Was tut der Käufer der blonden Locke mit seinem Schatz? Betrachtet er ihn ehrfürchtig und ruft sich den dreijährigen Erzherzog in Erinnerung?

von Karl Hohenlohe

über die Haarlocke von Kaiser Franz Joseph

Bald wird man im Dorotheum zwei Gegenstände aus dem Leben des Kaisers Franz Joseph versteigern. Eine Haarlocke des Knaben, eine Unterhose des Greises. Diese Artefakte aus dem langen Monarchendasein umspannen ein ganzes Leben.

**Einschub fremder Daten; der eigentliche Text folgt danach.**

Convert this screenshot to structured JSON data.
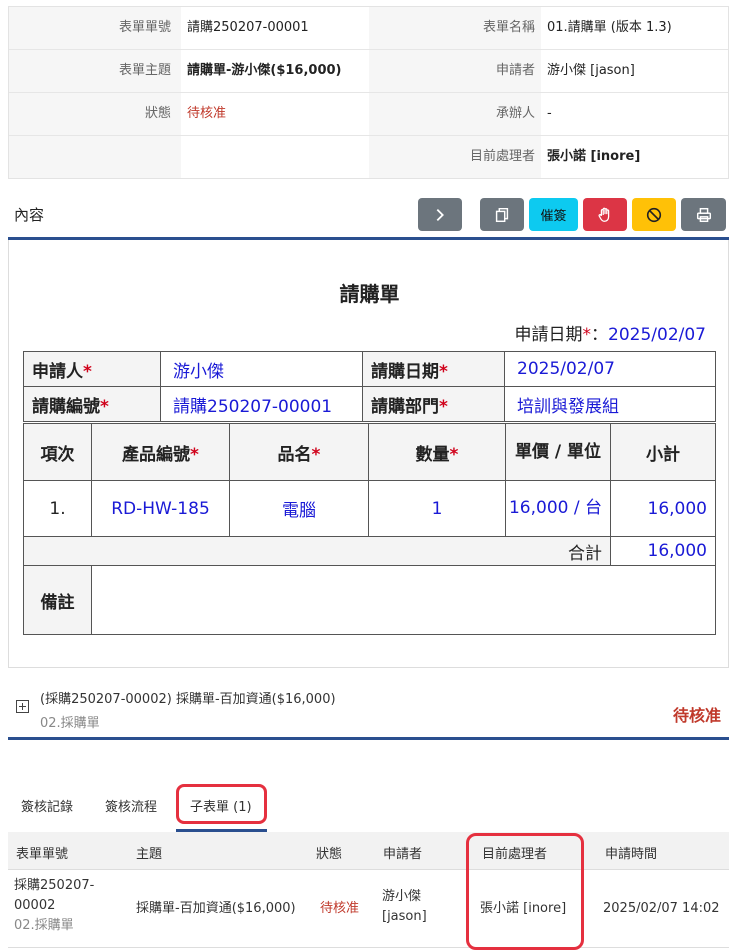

Was tut der Käufer der blonden Locke mit seinem Schatz? Betrachtet er ihn ehrfürchtig und ruft sich den dreijährigen Erzherzog in Erinnerung? Legt er das Haar in eine Lade, in einen Rahmen, in einen feuerfesten Safe oder legt er es ab?

Streift er mit den Fingerkuppen manchmal behutsam darüber und denkt an Schönbrunn, Bad Ischl oder Herrn Palfrader? Wird die Locke ausschließlich der eigenen Erbauung dienen oder werden allfällige Gäste an das hohe Haar herangeführt? Seht her, dieses Stück, einst näher an dem Kaiser als all seine Lakaien, näher als dem Obersthofmeister und seinen Schranzen und näher als seinem Sohn Rudolf, mit dem ihn später vor allem die Distanz verband.

Die Locke befindet sich auf gleicher Ebene mit Elisabeth, Marie Valerie und Frau Schratt. Was tun mit der Kaiserlocke, wenn man einmal selbst nicht mehr ist? Was tun, wenn die Kinder dieses seltsame Strandgut, das eine sentimentale Welle angeschwemmt hat, als Regimentsfahne des geistigen Verfalls empfinden? Als verzopft, wenn ihnen dieses Vokabel noch geläufig wäre.

Der Besitz einer Haarlocke des KFJ selig hat wohl auch seine Schattenseiten. Ähnlich wird es dem Eigentümer einer allerhöchsten Unterhose gehen, dem wir schon demnächst einige Zeilen schenken werden.